Monday, March 11, 2013

Moon Mining & Hickam's Crater



Last week the BBC featured the article "What if you could mine the Moon?:"
Space exploration has long been about reaching far off destinations but now there's a race to exploit new frontiers by mining their minerals. When Neil Armstrong first stepped on the Moon in 1969, it was part of a "flags and footprints" strategy to beat the Soviets, a triumph of imagination and innovation, not an attempt to extract precious metals. No-one knew there was water on that dusty, celestial body. What a difference a generation makes. Mysterious and beautiful, the Moon has been a source of awe and inspiration to mankind for millennia. Now it is the centre of a space race to mine rare minerals to fuel our future - smart phones, space-age solar panels and possibly even a future colony of Earthlings. What might be on the Moon?

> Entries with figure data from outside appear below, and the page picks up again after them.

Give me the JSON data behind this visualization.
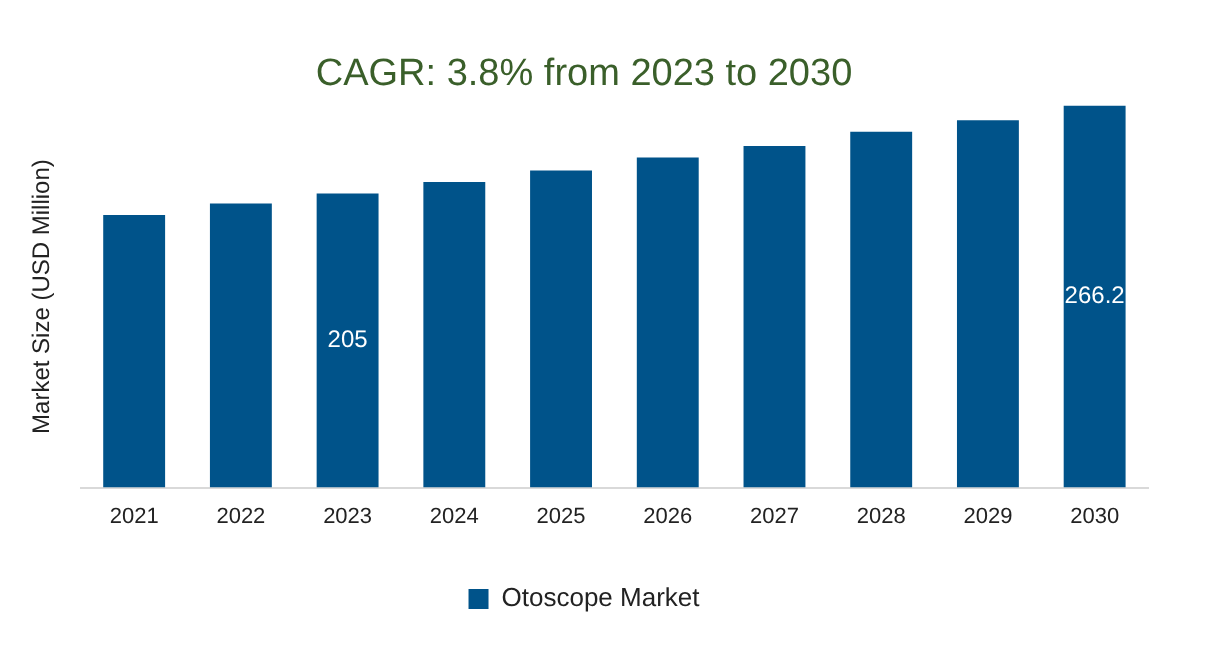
{
  "chart_data": {
    "type": "bar",
    "title": "CAGR: 3.8% from 2023 to 2030",
    "ylabel": "Market Size (USD Million)",
    "categories": [
      "2021",
      "2022",
      "2023",
      "2024",
      "2025",
      "2026",
      "2027",
      "2028",
      "2029",
      "2030"
    ],
    "series": [
      {
        "name": "Otoscope Market",
        "color": "#00538a",
        "values": [
          190,
          198,
          205,
          213,
          221,
          230,
          238,
          248,
          256,
          266.2
        ],
        "value_labels": [
          null,
          null,
          "205",
          null,
          null,
          null,
          null,
          null,
          null,
          "266.2"
        ]
      }
    ],
    "legend": "bottom",
    "grid": false
  }
}
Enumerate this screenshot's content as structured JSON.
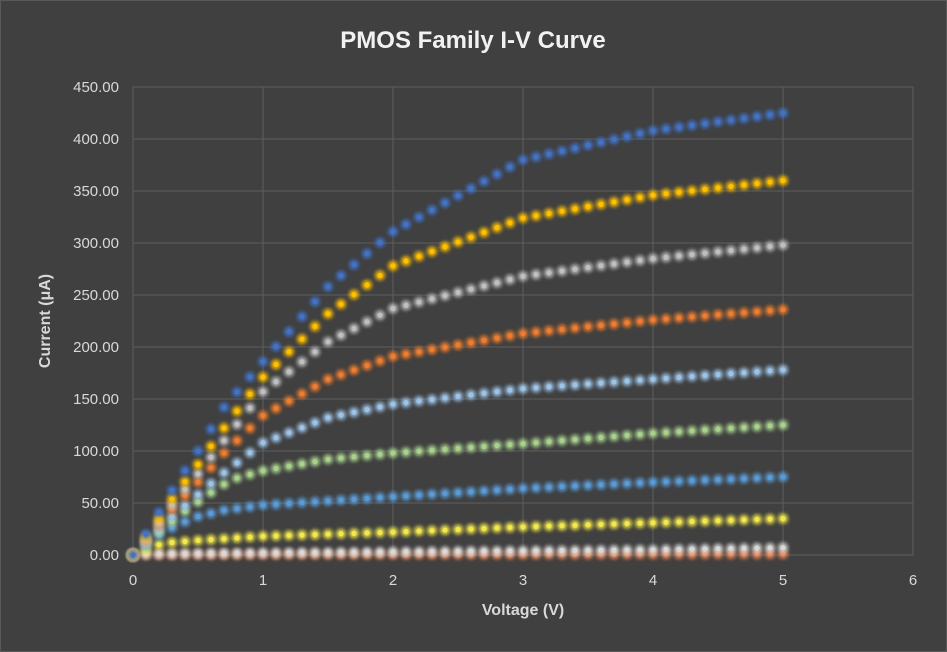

  • So-called rare-earth minerals, which are used in a range of technologies. Currently, they are refined almost exclusively in China 
  • Water frozen in the dark recesses of polar craters, which according to Nasa can be split into hydrogen for rocket fuel and oxygen for breathing 
  • Helium-3 (He-3), which apparently exists in abundance on the Moon. Some believe He-3 could be a future energy source 
  • Valuable titanium deposits 



  What could moon mining be like? To find out, try Homer Hickam's Crater:
It's the 22nd Century and a tough, pioneering people are mining the moon to produce energy... Crater Trueblood, an orphan, loves his life in Moontown, a frontier mining settlement. Just turned sixteen, Crater is already a seasoned Helium 3 miner, hoping someday to be a foreman on the scrapes. But "the Colonel," the man who owns the mine, has a different plan for Crater...[for him to] shepherd a convoy of Helium 3 trucks across a forbidding river of dust...
UPDATE: Now that I've gotten a little further into the book, I feel it's only fair to warn readers that the dialogue can be a bit cliched. But I think Hickam more than makes up for it with his creative descriptions of what a moon mining boom-town would be like.

UPDATE II:  there's a longer review of Crater over at the Moon and Back blog.